We use the dataset in its compressed stems version, which means that the spectral energy is null above 16kHz.
We extracted the full mixture from the Native Instruments stems files and exported them as 16-bit PCM wav files with 44.1 kHz sample rate.
Undisclosed Evaluation Set
In addition to Jam-ALT and MUSDB-ALT, the submissions will be evaluated on an in-house dataset of 10 English songs from the Western Popular Music repertoire, manually assembled and verified by the Task Captain.
Time and hardware limits
Due to the potentially high number of participants in this and other audio tasks, hard limits on the runtime of submissions will be imposed. A hard limit of 24 hours will be imposed on analysis times, using a single GPU with at most 32GB of VRAM (V100 or similar). Submissions that require more resources can be submitted using the fallback method described above.
Questions?
- Contact Alexandre D'Hooge (Alex, he/him): dhooge[at]gbu[dot]edu[dot]cn
Bibliography
[1] Cífka, O., et al. (2024). Lyrics Transcription for Humans: A Readability-Aware Benchmark. Proc. of the 25th ISMIR Conf.
[2] Zhuo, L., et al. (2023). LyricWhiz: Robust Multilingual Zero-shot Lyrics Transcription by Whispering to ChatGPT. Proc. of the 24th ISMIR Conf.
[3] Syed, J., et al. (2025).

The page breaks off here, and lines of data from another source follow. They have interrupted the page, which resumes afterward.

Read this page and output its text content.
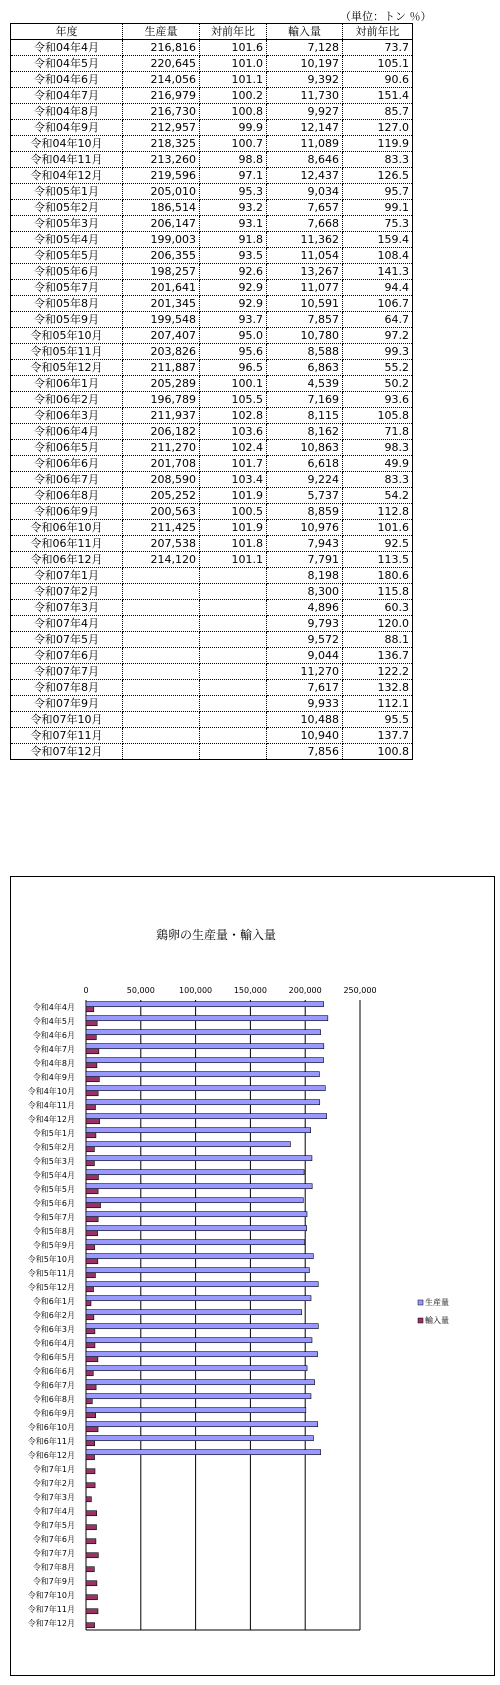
（単位：トン ％）
年度	生産量	対前年比	輸入量	対前年比
令和04年4月	216,816	101.6	7,128	73.7
令和04年5月	220,645	101.0	10,197	105.1
令和04年6月	214,056	101.1	9,392	90.6
令和04年7月	216,979	100.2	11,730	151.4
令和04年8月	216,730	100.8	9,927	85.7
令和04年9月	212,957	99.9	12,147	127.0
令和04年10月	218,325	100.7	11,089	119.9
令和04年11月	213,260	98.8	8,646	83.3
令和04年12月	219,596	97.1	12,437	126.5
令和05年1月	205,010	95.3	9,034	95.7
令和05年2月	186,514	93.2	7,657	99.1
令和05年3月	206,147	93.1	7,668	75.3
令和05年4月	199,003	91.8	11,362	159.4
令和05年5月	206,355	93.5	11,054	108.4
令和05年6月	198,257	92.6	13,267	141.3
令和05年7月	201,641	92.9	11,077	94.4
令和05年8月	201,345	92.9	10,591	106.7
令和05年9月	199,548	93.7	7,857	64.7
令和05年10月	207,407	95.0	10,780	97.2
令和05年11月	203,826	95.6	8,588	99.3
令和05年12月	211,887	96.5	6,863	55.2
令和06年1月	205,289	100.1	4,539	50.2
令和06年2月	196,789	105.5	7,169	93.6
令和06年3月	211,937	102.8	8,115	105.8
令和06年4月	206,182	103.6	8,162	71.8
令和06年5月	211,270	102.4	10,863	98.3
令和06年6月	201,708	101.7	6,618	49.9
令和06年7月	208,590	103.4	9,224	83.3
令和06年8月	205,252	101.9	5,737	54.2
令和06年9月	200,563	100.5	8,859	112.8
令和06年10月	211,425	101.9	10,976	101.6
令和06年11月	207,538	101.8	7,943	92.5
令和06年12月	214,120	101.1	7,791	113.5
令和07年1月			8,198	180.6
令和07年2月			8,300	115.8
令和07年3月			4,896	60.3
令和07年4月			9,793	120.0
令和07年5月			9,572	88.1
令和07年6月			9,044	136.7
令和07年7月			11,270	122.2
令和07年8月			7,617	132.8
令和07年9月			9,933	112.1
令和07年10月			10,488	95.5
令和07年11月			10,940	137.7
令和07年12月			7,856	100.8
鶏卵の生産量・輸入量
0	50,000	100,000	150,000	200,000	250,000
令和4年4月
令和4年5月
令和4年6月
令和4年7月
令和4年8月
令和4年9月
令和4年10月
令和4年11月
令和4年12月
令和5年1月
令和5年2月
令和5年3月
令和5年4月
令和5年5月
令和5年6月
令和5年7月
令和5年8月
令和5年9月
令和5年10月
令和5年11月
令和5年12月
令和6年1月
令和6年2月
令和6年3月
令和6年4月
令和6年5月
令和6年6月
令和6年7月
令和6年8月
令和6年9月
令和6年10月
令和6年11月
令和6年12月
令和7年1月
令和7年2月
令和7年3月
令和7年4月
令和7年5月
令和7年6月
令和7年7月
令和7年8月
令和7年9月
令和7年10月
令和7年11月
令和7年12月
生産量
輸入量
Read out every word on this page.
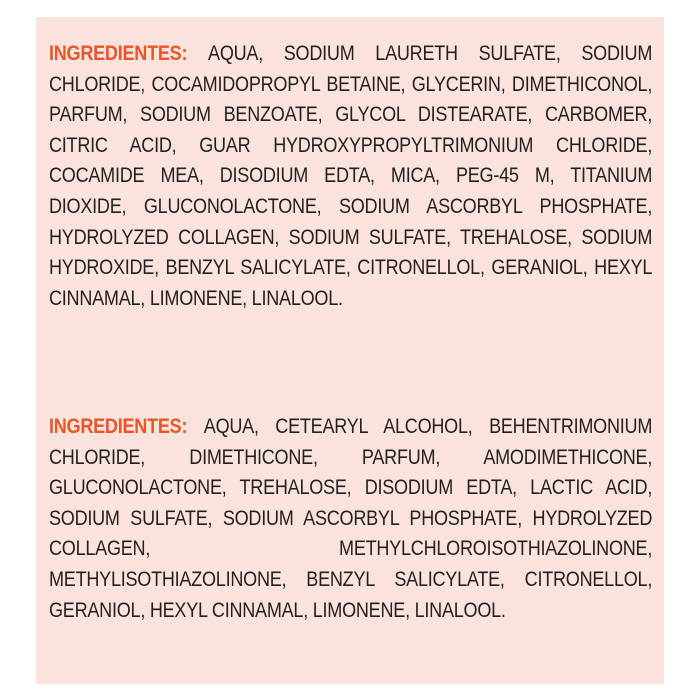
INGREDIENTES: AQUA, SODIUM LAURETH SULFATE, SODIUM CHLORIDE, COCAMIDOPROPYL BETAINE, GLYCERIN, DIMETHICONOL, PARFUM, SODIUM BENZOATE, GLYCOL DISTEARATE, CARBOMER, CITRIC ACID, GUAR HYDROXYPROPYLTRIMONIUM CHLORIDE, COCAMIDE MEA, DISODIUM EDTA, MICA, PEG-45 M, TITANIUM DIOXIDE, GLUCONOLACTONE, SODIUM ASCORBYL PHOSPHATE, HYDROLYZED COLLAGEN, SODIUM SULFATE, TREHALOSE, SODIUM HYDROXIDE, BENZYL SALICYLATE, CITRONELLOL, GERANIOL, HEXYL CINNAMAL, LIMONENE, LINALOOL.
INGREDIENTES: AQUA, CETEARYL ALCOHOL, BEHENTRIMONIUM CHLORIDE, DIMETHICONE, PARFUM, AMODIMETHICONE, GLUCONOLACTONE, TREHALOSE, DISODIUM EDTA, LACTIC ACID, SODIUM SULFATE, SODIUM ASCORBYL PHOSPHATE, HYDROLYZED COLLAGEN, METHYLCHLOROISOTHIAZOLINONE, METHYLISOTHIAZOLINONE, BENZYL SALICYLATE, CITRONELLOL, GERANIOL, HEXYL CINNAMAL, LIMONENE, LINALOOL.
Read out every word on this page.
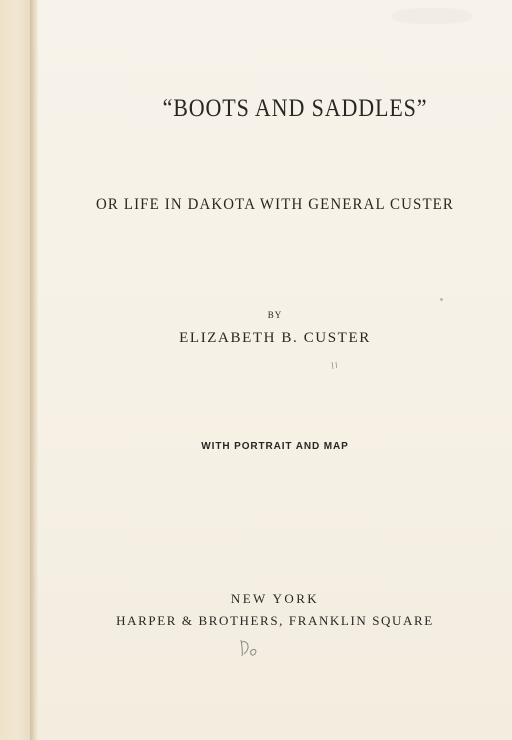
“BOOTS AND SADDLES”
OR LIFE IN DAKOTA WITH GENERAL CUSTER
BY
ELIZABETH B. CUSTER
WITH PORTRAIT AND MAP
NEW YORK
HARPER & BROTHERS, FRANKLIN SQUARE
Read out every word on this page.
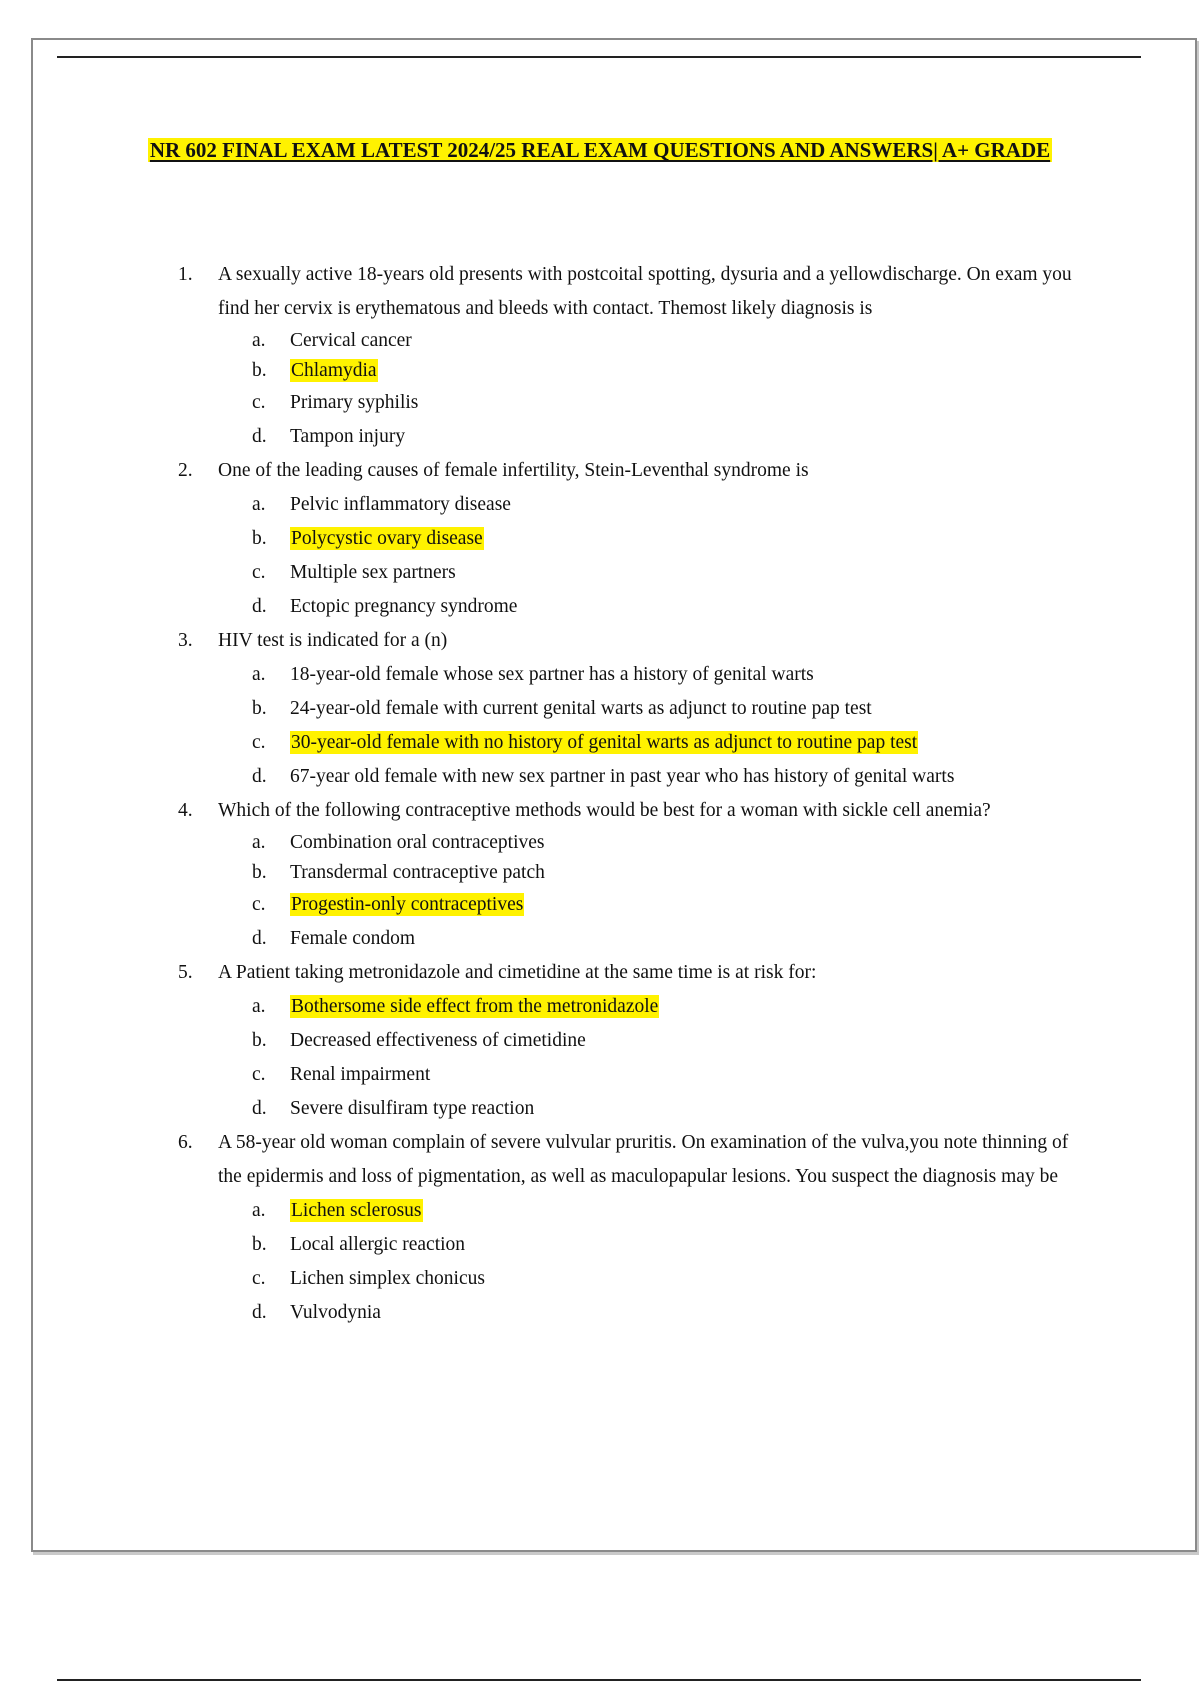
NR 602 FINAL EXAM LATEST 2024/25 REAL EXAM QUESTIONS AND ANSWERS| A+ GRADE
1.	A sexually active 18-years old presents with postcoital spotting, dysuria and a yellowdischarge. On exam you find her cervix is erythematous and bleeds with contact. Themost likely diagnosis is
a.	Cervical cancer
b.	Chlamydia
c.	Primary syphilis
d.	Tampon injury
2.	One of the leading causes of female infertility, Stein-Leventhal syndrome is
a.	Pelvic inflammatory disease
b.	Polycystic ovary disease
c.	Multiple sex partners
d.	Ectopic pregnancy syndrome
3.	HIV test is indicated for a (n)
a.	18-year-old female whose sex partner has a history of genital warts
b.	24-year-old female with current genital warts as adjunct to routine pap test
c.	30-year-old female with no history of genital warts as adjunct to routine pap test
d.	67-year old female with new sex partner in past year who has history of genital warts
4.	Which of the following contraceptive methods would be best for a woman with sickle cell anemia?
a.	Combination oral contraceptives
b.	Transdermal contraceptive patch
c.	Progestin-only contraceptives
d.	Female condom
5.	A Patient taking metronidazole and cimetidine at the same time is at risk for:
a.	Bothersome side effect from the metronidazole
b.	Decreased effectiveness of cimetidine
c.	Renal impairment
d.	Severe disulfiram type reaction
6.	A 58-year old woman complain of severe vulvular pruritis. On examination of the vulva,you note thinning of the epidermis and loss of pigmentation, as well as maculopapular lesions. You suspect the diagnosis may be
a.	Lichen sclerosus
b.	Local allergic reaction
c.	Lichen simplex chonicus
d.	Vulvodynia
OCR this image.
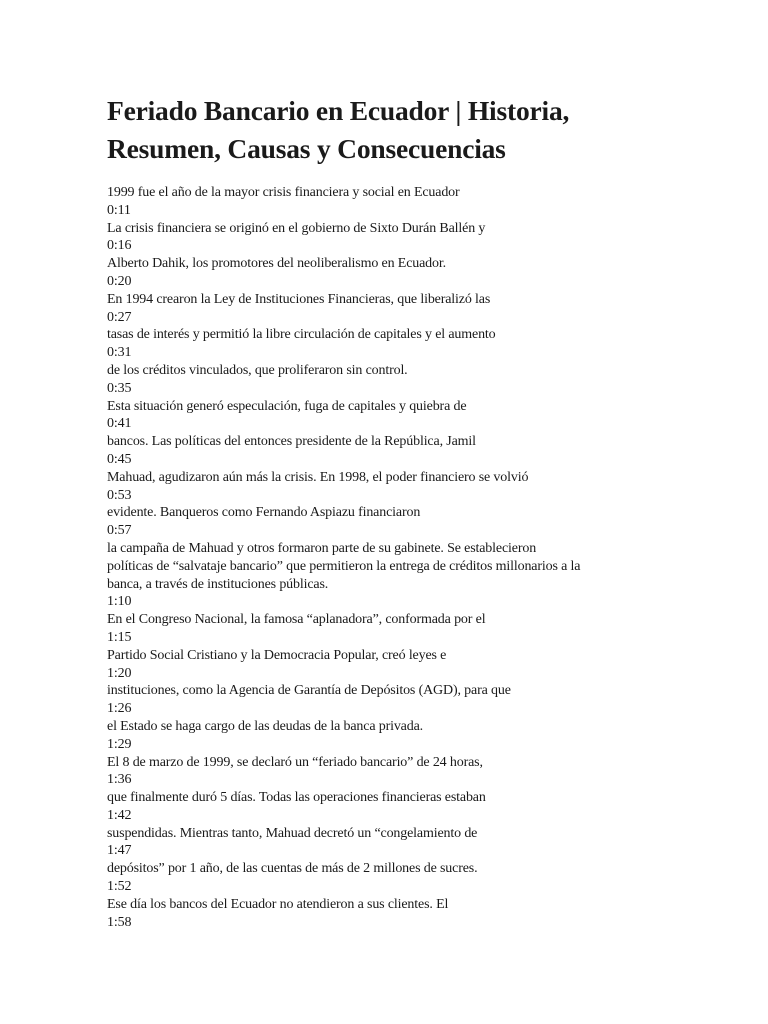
Feriado Bancario en Ecuador | Historia,
Resumen, Causas y Consecuencias
1999 fue el año de la mayor crisis financiera y social en Ecuador
0:11
La crisis financiera se originó en el gobierno de Sixto Durán Ballén y
0:16
Alberto Dahik, los promotores del neoliberalismo en Ecuador.
0:20
En 1994 crearon la Ley de Instituciones Financieras, que liberalizó las
0:27
tasas de interés y permitió la libre circulación de capitales y el aumento
0:31
de los créditos vinculados, que proliferaron sin control.
0:35
Esta situación generó especulación, fuga de capitales y quiebra de
0:41
bancos. Las políticas del entonces presidente de la República, Jamil
0:45
Mahuad, agudizaron aún más la crisis. En 1998, el poder financiero se volvió
0:53
evidente. Banqueros como Fernando Aspiazu financiaron
0:57
la campaña de Mahuad y otros formaron parte de su gabinete. Se establecieron
políticas de “salvataje bancario” que permitieron la entrega de créditos millonarios a la
banca, a través de instituciones públicas.
1:10
En el Congreso Nacional, la famosa “aplanadora”, conformada por el
1:15
Partido Social Cristiano y la Democracia Popular, creó leyes e
1:20
instituciones, como la Agencia de Garantía de Depósitos (AGD), para que
1:26
el Estado se haga cargo de las deudas de la banca privada.
1:29
El 8 de marzo de 1999, se declaró un “feriado bancario” de 24 horas,
1:36
que finalmente duró 5 días. Todas las operaciones financieras estaban
1:42
suspendidas. Mientras tanto, Mahuad decretó un “congelamiento de
1:47
depósitos” por 1 año, de las cuentas de más de 2 millones de sucres.
1:52
Ese día los bancos del Ecuador no atendieron a sus clientes. El
1:58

Exploiting Music Source Separation for Automatic Lyrics Transcription with Whisper. ICMEW.
[4] Gupta, C., Yılmaz, E., & Li, H. (2020). Automatic lyrics alignment and transcription in polyphonic music: Does background music help? In ICASSP 2020, 496-500. IEEE.
[5] Basak, S., Agarwal, S., Ganapathy, S., & Takahashi, N. (2021, June). End-to-End Lyrics Recognition with Voice to Singing Style Transfer. In ICASSP 2021, 266-270. IEEE.
[6] Demirel, E., Ahlbäck, S., & Dixon, S. (2021). MSTRE-Net: Multistreaming Acoustic Modeling for Automatic Lyrics Transcription. Proc. ISMIR 2021.
[7] Stoller, D., Durand, S., & Ewert, S. (2019). End-to-end Lyrics Alignment for Polyphonic Music Using an Audio-to-Character Recognition Model. In ICASSP 2019, IEEE.